Kushner: That’s certainly something. I’m not the first person to have to contend with it. But it’s the same as I did for Masters of Doom or any story I’ve ever written. Journalists have had that same challenge for a long time. Every single thing in there is drawn from either a document or an interview, and nothing is fictionalized. Everything that’s in there came from the reporting. What I did, and what I like to do, is to make it cinematic. Just to give the reader a feeling that they’re there. All the dialogue and all of the e-mails and everything came directly from documents. The great thing is, with a story like this, you don’t have to make anything up. It’s all reality. That’s why I write non-fiction: because reality is way more compelling than anything you could imagine.
GamesBeat: One of the parts that I thought was actually a good idea was the writing about their experience as they played their own games.

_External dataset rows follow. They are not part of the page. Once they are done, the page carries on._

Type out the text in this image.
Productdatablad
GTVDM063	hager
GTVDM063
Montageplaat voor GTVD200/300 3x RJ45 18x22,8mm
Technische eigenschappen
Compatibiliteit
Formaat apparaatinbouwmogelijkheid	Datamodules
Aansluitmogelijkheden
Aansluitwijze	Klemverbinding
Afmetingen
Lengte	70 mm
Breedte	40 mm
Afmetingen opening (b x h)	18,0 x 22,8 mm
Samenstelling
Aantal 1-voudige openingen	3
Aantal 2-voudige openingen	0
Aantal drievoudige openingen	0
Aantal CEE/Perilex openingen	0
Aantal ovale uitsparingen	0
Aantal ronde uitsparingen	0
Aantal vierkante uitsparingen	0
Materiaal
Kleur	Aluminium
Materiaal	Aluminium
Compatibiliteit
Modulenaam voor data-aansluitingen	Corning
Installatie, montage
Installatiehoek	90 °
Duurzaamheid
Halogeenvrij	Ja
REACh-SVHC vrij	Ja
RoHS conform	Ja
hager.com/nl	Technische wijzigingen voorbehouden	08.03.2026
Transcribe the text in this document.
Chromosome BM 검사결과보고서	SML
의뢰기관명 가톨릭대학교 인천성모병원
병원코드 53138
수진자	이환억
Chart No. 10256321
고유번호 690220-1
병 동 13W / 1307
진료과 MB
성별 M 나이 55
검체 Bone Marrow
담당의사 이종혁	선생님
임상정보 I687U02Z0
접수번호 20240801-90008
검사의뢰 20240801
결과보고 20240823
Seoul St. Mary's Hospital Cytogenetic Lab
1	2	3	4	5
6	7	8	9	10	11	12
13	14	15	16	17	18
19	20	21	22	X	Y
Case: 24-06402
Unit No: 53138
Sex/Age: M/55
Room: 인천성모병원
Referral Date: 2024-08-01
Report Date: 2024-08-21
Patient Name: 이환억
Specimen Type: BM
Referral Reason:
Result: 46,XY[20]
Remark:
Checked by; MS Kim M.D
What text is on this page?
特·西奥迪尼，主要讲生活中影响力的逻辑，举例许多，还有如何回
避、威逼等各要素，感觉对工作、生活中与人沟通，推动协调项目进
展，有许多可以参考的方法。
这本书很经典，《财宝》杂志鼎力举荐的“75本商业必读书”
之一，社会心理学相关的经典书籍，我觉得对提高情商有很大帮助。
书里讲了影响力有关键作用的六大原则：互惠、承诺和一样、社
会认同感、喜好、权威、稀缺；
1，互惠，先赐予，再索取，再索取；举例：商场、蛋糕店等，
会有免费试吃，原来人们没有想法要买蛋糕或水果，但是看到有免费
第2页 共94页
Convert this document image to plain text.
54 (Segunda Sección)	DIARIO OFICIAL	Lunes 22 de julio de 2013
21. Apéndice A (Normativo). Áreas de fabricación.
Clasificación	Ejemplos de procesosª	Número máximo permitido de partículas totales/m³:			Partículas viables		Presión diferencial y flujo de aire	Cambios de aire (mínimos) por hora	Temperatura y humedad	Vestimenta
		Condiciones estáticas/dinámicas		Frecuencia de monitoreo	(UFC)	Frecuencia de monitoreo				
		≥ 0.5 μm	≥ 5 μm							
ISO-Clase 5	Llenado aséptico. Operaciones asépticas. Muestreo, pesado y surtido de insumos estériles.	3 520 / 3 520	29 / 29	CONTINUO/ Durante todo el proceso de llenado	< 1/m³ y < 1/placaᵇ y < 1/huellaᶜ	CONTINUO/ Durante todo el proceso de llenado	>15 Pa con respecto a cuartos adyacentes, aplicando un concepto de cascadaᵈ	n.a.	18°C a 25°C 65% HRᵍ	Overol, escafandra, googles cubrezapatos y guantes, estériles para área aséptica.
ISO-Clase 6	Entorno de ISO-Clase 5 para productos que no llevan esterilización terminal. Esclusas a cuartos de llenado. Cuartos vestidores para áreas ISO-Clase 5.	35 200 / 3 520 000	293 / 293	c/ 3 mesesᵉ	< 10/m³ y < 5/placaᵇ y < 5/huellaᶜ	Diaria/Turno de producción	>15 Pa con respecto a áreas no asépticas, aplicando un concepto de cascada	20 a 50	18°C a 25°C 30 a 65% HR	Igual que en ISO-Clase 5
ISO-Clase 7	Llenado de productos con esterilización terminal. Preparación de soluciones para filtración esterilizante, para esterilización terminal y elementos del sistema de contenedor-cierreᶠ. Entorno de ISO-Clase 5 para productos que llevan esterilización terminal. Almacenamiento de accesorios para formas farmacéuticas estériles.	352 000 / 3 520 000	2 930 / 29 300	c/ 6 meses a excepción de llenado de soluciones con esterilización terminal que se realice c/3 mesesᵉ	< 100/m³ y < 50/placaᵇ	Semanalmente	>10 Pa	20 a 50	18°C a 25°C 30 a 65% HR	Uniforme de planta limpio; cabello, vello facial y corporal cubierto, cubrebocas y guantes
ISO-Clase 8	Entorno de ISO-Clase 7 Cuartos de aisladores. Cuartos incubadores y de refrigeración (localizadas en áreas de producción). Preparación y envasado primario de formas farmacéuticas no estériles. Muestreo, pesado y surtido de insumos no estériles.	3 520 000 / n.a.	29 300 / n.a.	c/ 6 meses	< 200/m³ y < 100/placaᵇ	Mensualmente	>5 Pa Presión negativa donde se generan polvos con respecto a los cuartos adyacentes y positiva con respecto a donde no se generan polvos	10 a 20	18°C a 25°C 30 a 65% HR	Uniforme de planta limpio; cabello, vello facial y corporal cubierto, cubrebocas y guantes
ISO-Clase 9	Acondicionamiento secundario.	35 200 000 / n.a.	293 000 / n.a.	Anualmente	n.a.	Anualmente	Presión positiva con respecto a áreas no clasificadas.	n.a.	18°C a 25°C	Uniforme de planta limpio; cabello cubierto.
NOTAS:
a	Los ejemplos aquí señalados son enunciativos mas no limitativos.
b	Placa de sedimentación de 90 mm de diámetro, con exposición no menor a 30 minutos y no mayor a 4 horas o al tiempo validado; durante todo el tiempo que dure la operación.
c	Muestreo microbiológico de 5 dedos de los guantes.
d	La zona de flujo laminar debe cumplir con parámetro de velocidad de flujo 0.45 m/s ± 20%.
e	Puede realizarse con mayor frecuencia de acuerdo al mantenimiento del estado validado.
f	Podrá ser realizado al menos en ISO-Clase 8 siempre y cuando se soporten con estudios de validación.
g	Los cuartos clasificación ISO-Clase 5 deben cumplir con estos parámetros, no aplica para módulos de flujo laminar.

Kushner: That’s a good example. Somewhere, I had read about Sam Houser talking about how much he loves to play darts in the game. I read about that and why he liked it, and why he liked it, as I recall, was because maybe he wasn’t as good of a darts player in real life or something like that. The way, I think, to write that, to keep a reader in the story, is to write that from the point of view of sitting down to play it. That’s in GTAIV, where you can go and play darts. I just think you’re trying to keep the reader in the story, and you’re trying to humanize it. To filter it through the eyes of the people who are experiencing that. It’s the same way that I might describe Jack Thompson playing GTA. What’s it like for Jack to play GTA, to look at GTA? That’s what I try to do. When possible, it was nice to be able to describe the game through the eyes of whoever was playing it. This is a big moment early in the book, and one of the moments I found kind of funny, which is when they had game testers come in to DMA Design in Scotland, sit down, and play. They had all of these people playing it who were running this. This is at the time when the game was set up so you were a cop. All these people were sitting down playing and they wanted to just run stoplights. And you had all of these programmers saying, “No, you can’t do that. You’re a cop. You can’t run the stoplights.” And people are just mowing through stuff, mowing over people, running through stoplights. That was important because their point of view was, “Why can’t I run the stoplights? This is a video game.” And of course that was a huge epiphany for the developers, and I got their point of view on it. That was when they said, “Just let ’em be the bad guy.”